I was about to say, we have some pretty direct examples of the types of actions that Gygax at least would've considered "Good", and we could stand to do with a whole lot less of that kind of "Good"
 

So I guess my question to the hardcore D&D loreheads is, "Is this actually demonstrated anywhere?"
Both 1E and 2E had planar effects on magic and had weapons that could do more damage to someone based on their alignment.

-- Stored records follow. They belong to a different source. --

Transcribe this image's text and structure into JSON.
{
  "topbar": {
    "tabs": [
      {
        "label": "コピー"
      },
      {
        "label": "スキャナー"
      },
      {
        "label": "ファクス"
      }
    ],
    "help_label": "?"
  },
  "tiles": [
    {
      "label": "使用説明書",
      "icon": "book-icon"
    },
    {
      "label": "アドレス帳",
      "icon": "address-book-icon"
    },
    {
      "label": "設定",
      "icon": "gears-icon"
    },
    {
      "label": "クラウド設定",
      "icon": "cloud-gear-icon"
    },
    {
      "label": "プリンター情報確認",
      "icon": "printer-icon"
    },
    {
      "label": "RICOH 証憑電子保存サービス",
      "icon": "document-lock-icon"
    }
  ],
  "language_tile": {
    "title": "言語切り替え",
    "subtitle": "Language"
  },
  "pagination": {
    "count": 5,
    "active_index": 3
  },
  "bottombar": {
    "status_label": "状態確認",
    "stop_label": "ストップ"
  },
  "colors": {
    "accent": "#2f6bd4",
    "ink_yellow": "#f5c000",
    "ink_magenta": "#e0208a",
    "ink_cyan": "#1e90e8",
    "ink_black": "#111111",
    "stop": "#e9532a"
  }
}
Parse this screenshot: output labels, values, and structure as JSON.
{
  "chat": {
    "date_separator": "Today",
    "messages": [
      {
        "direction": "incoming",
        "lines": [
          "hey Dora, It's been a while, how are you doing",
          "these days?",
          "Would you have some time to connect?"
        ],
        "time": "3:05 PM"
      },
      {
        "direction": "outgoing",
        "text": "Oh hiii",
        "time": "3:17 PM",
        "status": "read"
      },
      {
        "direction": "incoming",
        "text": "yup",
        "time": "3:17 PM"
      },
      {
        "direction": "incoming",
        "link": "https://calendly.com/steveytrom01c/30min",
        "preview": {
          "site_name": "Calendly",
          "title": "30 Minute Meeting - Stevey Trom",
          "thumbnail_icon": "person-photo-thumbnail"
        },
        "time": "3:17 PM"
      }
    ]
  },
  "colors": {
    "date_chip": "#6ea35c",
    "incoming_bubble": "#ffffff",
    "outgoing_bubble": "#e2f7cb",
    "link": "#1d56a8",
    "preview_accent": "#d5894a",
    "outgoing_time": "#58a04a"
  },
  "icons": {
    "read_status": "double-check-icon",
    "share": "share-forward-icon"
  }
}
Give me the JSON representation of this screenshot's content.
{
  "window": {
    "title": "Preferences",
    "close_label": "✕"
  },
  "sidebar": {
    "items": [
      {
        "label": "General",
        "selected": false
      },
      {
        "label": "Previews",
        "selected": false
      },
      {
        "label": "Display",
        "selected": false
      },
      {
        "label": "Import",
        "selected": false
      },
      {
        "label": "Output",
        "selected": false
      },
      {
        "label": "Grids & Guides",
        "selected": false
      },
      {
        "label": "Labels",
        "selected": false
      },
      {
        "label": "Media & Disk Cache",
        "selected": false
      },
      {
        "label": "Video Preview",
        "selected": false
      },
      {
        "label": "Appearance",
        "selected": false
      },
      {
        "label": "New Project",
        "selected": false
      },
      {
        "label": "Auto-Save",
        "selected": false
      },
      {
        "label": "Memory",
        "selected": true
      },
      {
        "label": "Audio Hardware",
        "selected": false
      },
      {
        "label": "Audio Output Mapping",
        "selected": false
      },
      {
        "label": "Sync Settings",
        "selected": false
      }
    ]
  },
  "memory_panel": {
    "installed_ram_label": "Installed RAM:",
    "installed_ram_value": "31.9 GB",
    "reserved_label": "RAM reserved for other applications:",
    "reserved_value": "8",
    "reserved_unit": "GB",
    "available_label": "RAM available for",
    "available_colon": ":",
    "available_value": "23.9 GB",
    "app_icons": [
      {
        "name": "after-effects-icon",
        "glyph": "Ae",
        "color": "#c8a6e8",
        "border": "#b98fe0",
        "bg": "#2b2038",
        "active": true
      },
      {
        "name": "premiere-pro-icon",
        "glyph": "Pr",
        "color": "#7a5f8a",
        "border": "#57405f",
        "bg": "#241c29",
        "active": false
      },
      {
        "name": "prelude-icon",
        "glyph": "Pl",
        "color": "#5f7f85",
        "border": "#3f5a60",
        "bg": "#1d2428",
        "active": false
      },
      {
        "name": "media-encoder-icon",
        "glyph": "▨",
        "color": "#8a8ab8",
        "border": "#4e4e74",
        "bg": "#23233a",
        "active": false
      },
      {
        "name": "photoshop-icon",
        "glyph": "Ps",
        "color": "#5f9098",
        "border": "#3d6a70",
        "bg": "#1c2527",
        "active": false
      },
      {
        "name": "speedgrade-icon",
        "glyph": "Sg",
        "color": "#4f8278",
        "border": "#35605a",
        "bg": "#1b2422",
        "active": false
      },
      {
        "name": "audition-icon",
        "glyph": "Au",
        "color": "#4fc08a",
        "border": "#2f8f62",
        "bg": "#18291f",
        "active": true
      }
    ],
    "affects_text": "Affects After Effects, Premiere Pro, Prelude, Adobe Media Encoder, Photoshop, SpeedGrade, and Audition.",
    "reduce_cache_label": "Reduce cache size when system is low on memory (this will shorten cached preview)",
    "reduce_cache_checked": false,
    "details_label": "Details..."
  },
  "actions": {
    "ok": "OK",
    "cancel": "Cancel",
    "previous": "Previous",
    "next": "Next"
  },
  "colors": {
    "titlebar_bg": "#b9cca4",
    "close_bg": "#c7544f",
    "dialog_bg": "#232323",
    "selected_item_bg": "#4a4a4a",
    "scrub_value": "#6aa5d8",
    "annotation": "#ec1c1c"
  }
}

As I recall, there were also some non-core spells that specifically harmed people based on their alignment as well.

So, in the TSR era, alignment was a measurable thing, even if the measurement was "does that guy catch fire when we cast this specific spell?"

That's as far as we can go, as I recall.
 

I was about to say, we have some pretty direct examples of the types of actions that Gygax at least would've considered "Good", and we could stand to do with a whole lot less of that kind of "Good"
That also speaks to Good and Evil being teams for him, more than morality as we'd view them, something which everyone who's written PHB sections on alignment since Gygax has run away from ever since, with varying degrees of success.
 

i love the idea of alignment i think it has some good potential and really wish more was done with it, the principles of each axis IMO really aren't as complicated as some people try to make them out to be,

however my biggest criticism of it is that it exists in a game where players hate being told how their characters are meant to act and are absolutely dogwater at objectively considering the morality of their actions, especially in a game system which has primarily devoted most of it's mechanics to killing and the the game was originally based around looting anything you could get your grubby little mitts on.
 

Both 1E and 2E had planar effects on magic and had weapons that could do more damage to someone based on their alignment. As I recall, there were also some non-core spells that specifically harmed people based on their alignment as well.

So, in the TSR era, alignment was a measurable thing, even if the measurement was "does that guy catch fire when we cast this specific spell?"

That's as far as we can go, as I recall.
No, even 3.5 had holy weapons and unholy blight spells, among other such effects.